Hi all! Thought we would tackle another FAQ and do some myth busting around breathing.
Oxygen is the main drive for breathing
Oxygen levels are actually the backup system. Carbon Dioxide (what we breathe out) is actually our primary respiratory drive. These levels are detected through receptors and fed back to the respiratory centre in the brain to guide when we need to adjust our breathing. Relying on oxygen levels are actually our back up system and have to get quite low to trigger a breath. Note: this can adapt over time given special circumstances including chronic disease.
If you've ever heard of shallow water blackout this is the mechanism underpinning it.
The more oxygen we breathe the better
-> Partly FALSE
Ok so obviously we want good saturation of oxygen because it's the molecule we can make energy from. However, even if all your red blood cells were full of oxygen we need Co2 so we can actually use it. This is called the Bohr Effect and here is the best metaphor to describe it.
The red blood cell is a boat and oxygen are the passengers. CO2 is a pirate. Oxygen isn't going to jump off the boat unless carbon dioxide competes for its place on the boat. If oxygen never gets off the boat our muscles can't use the oxygen to make energy.

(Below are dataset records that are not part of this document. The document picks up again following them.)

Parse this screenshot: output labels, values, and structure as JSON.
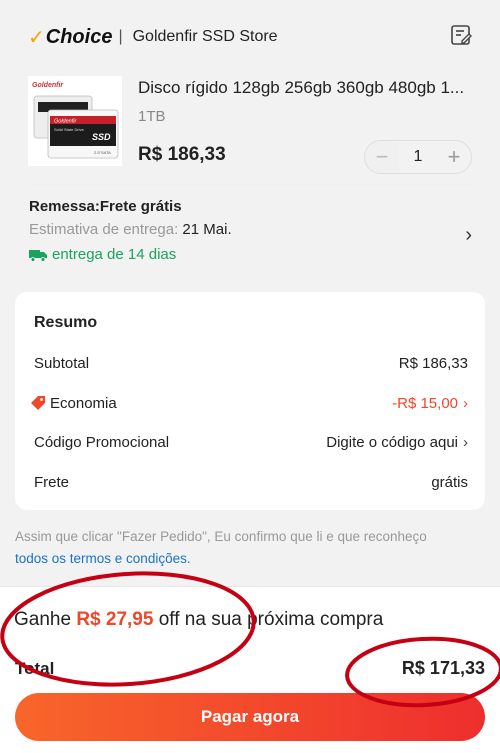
{
  "store": {
    "brand": "Choice",
    "separator": "|",
    "name": "Goldenfir SSD Store",
    "edit_icon": "edit-note-icon"
  },
  "product": {
    "title": "Disco rígido 128gb 256gb 360gb 480gb 1...",
    "variant": "1TB",
    "price": "R$ 186,33",
    "quantity": "1",
    "image_brand": "Goldenfir",
    "image_caption": "Solid State Drive",
    "image_label": "SSD",
    "image_size": "2.5\"SATA"
  },
  "shipping": {
    "title": "Remessa:Frete grátis",
    "estimate_label": "Estimativa de entrega:",
    "estimate_date": "21 Mai.",
    "fast_label": "entrega de 14 dias"
  },
  "summary": {
    "title": "Resumo",
    "subtotal_label": "Subtotal",
    "subtotal_value": "R$ 186,33",
    "savings_label": "Economia",
    "savings_value": "-R$ 15,00",
    "promo_label": "Código Promocional",
    "promo_value": "Digite o código aqui",
    "shipping_label": "Frete",
    "shipping_value": "grátis"
  },
  "terms": {
    "text": "Assim que clicar \"Fazer Pedido\", Eu confirmo que li e que reconheço",
    "link": "todos os termos e condições."
  },
  "bottom": {
    "promo_prefix": "Ganhe",
    "promo_amount": "R$ 27,95",
    "promo_suffix": "off na sua próxima compra",
    "total_label": "Total",
    "total_value": "R$ 171,33",
    "pay_button": "Pagar agora"
  },
  "colors": {
    "accent_red": "#f0462a",
    "green": "#1aa260",
    "link_blue": "#1a73c9",
    "annotation_red": "#c40012"
  }
}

With these myths in mind can we see how deep breaths which often involve large volumes of air can expel too much CO2 and disturb some very important roles of CO2? Not to mention, the increased flow often associated with a deep breath can actually irritate the airways. Think about how your airway would feel after a night of heavy snoring (large volume, fast flow)? Furthermore, deep has become synonymous with belly. We don't breathe in our belly we breathe in our diaphragm. Whilst the belly can be used as a cue to bring the breath down it's not necessary and can cause increased air in your gut (Think belching and flatulence). Gentle nasal breathing automatically biases you towards a diaphragmatic breath. Furthermore, it's the diaphragmatic breath keeping pathogens out of your lungs and facilitating optimal efficiency.
Whilst both deep and gentle breathing will slow down your respiratory rate and leave you feeling calm, hopefully you can see there are even more benefits for breathing gently. Check the flow of air coming out of your nostrils on the back of your hand. If you feel anything other than a gentle warmth, try to breathe a little more gently.